France's Mistral warship deal with Russia has been put under the spotlight yet again as Nato reports unusual increase in Moscow's air activity in Europe in the last few days, sharply increasing tensions.

Though Russia has reportedly expressed confidence the deal - according to which the first of two helicopter carriers will be headed to Russia in November - will go ahead as scheduled, Paris remains reluctant.

"If the political conditions do not change I can't imagine the delivery being authorised. The French president will make his decision at the moment of delivery," French Defence Minister Jean-Yves le Drian said.

The $1.6 billion-worth deal was inked in 2011 when Nicolas Sarkozy was in power and ever since France's western allies have been heaping pressure to call off the deal. The relations between Russia and the West are at its worst since the Cold War era, primarily due to the Ukraine crisis.

Some of France's western partners fear the state-of-the-art assault ships are bound to strengthen Russia militarily when Moscow is carrying on with its show of defence force.

Russia has however threatened to seek heavy damages, which is likely to be a multi-million-euro penalty, from France if the delivery is either suspended or cancelled.

"From the point of view of the technical fulfilment of the contract, everything is going to plan ... As concerns the political decision, we think that France has to defend its reputation as a reliable partner," Russian news outlets quoted Deputy Prime Minister Dmitry Rogozin as saying.
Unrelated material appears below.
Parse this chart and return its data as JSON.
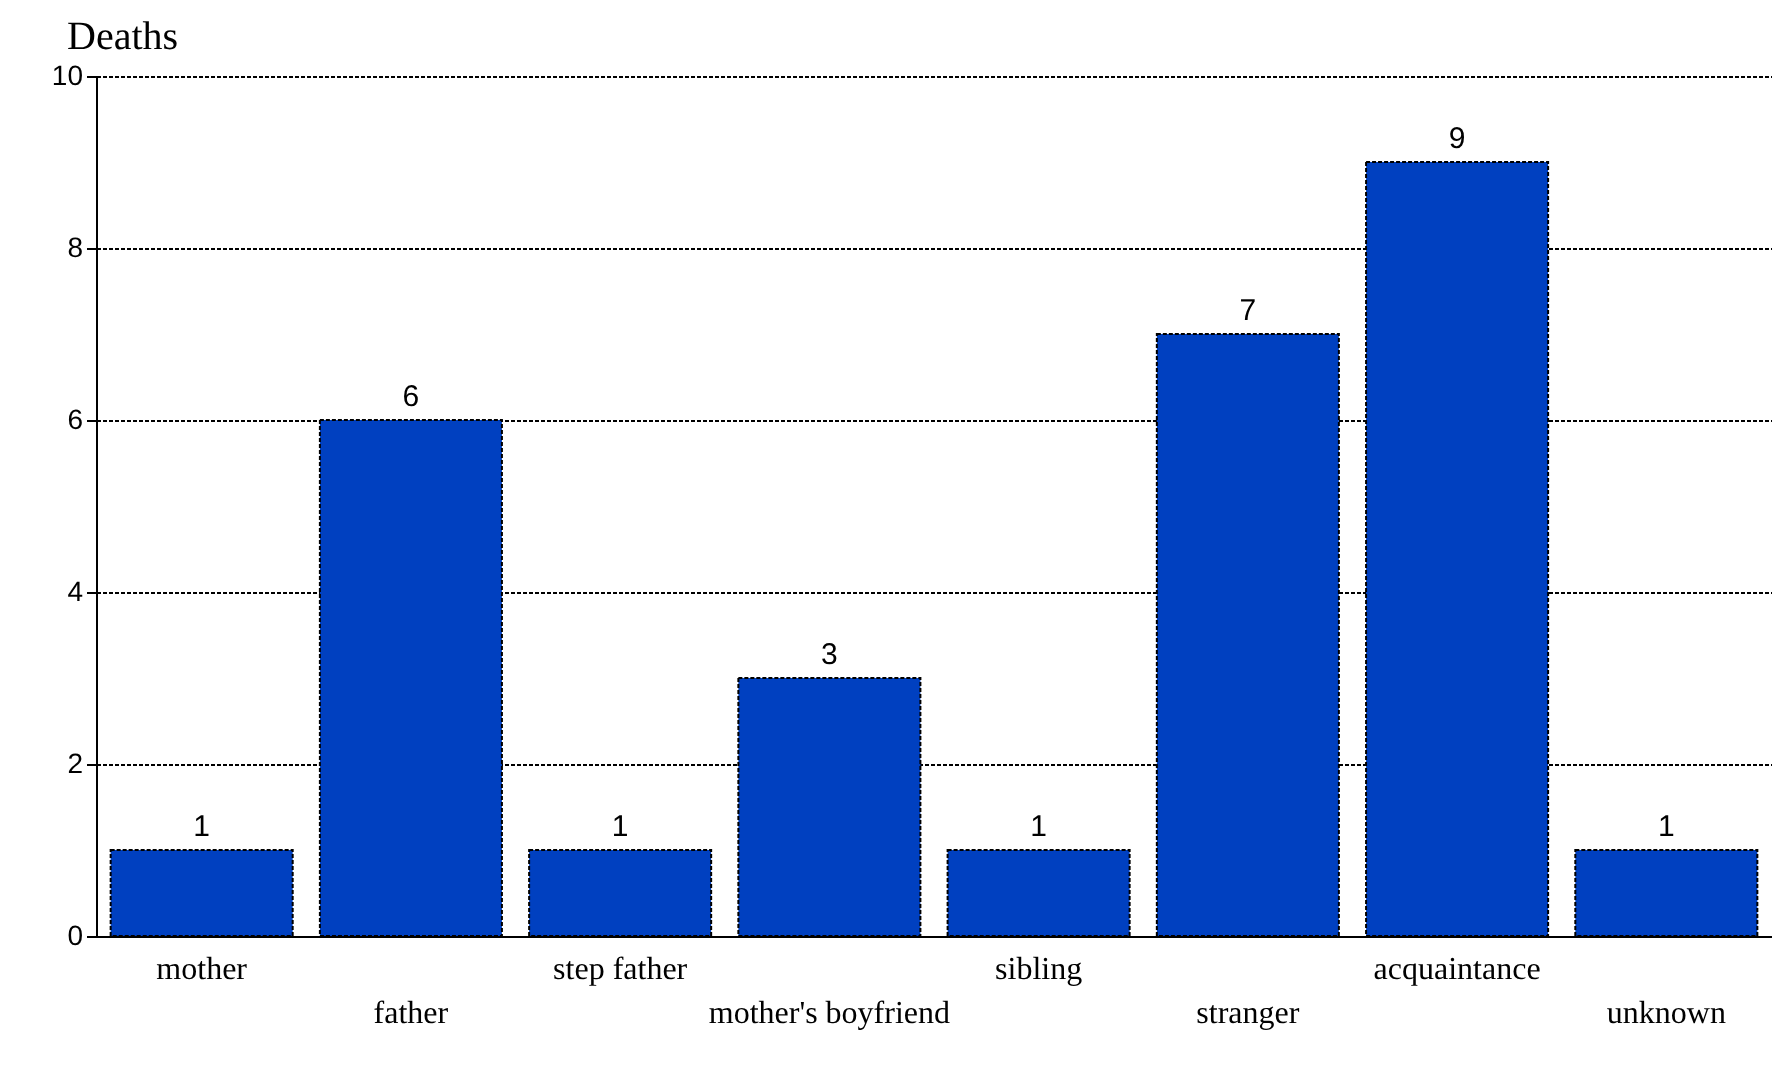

The first warship is said to be in waiting at the Saint Nazaire shipyard from where it would be transferred to Russia. However, French authorities are tight-lipped about the schedule.

The warship deal has come under scrutiny after Nato detected an unusual increase in Russia's aerial activities in international airspace above Europe.

"We're raising it as an unusual level of activity. The flights we've seen in the last 24 hours, the size of those flights and some of the flight plans are definitely unusual," said Lieutenant Colonel Jay Janzen, a spokesman for Nato's military command in Mons, Belgium.

According to the alliance, the Russian fleet comprising fighters, nuclear bombers, and tankers in four groups have made manoeuvres. Some of the jets did not file the flight plans as required with their transponders switched off - meaning the civilian aircraft could not detect them, potentially creating a risk.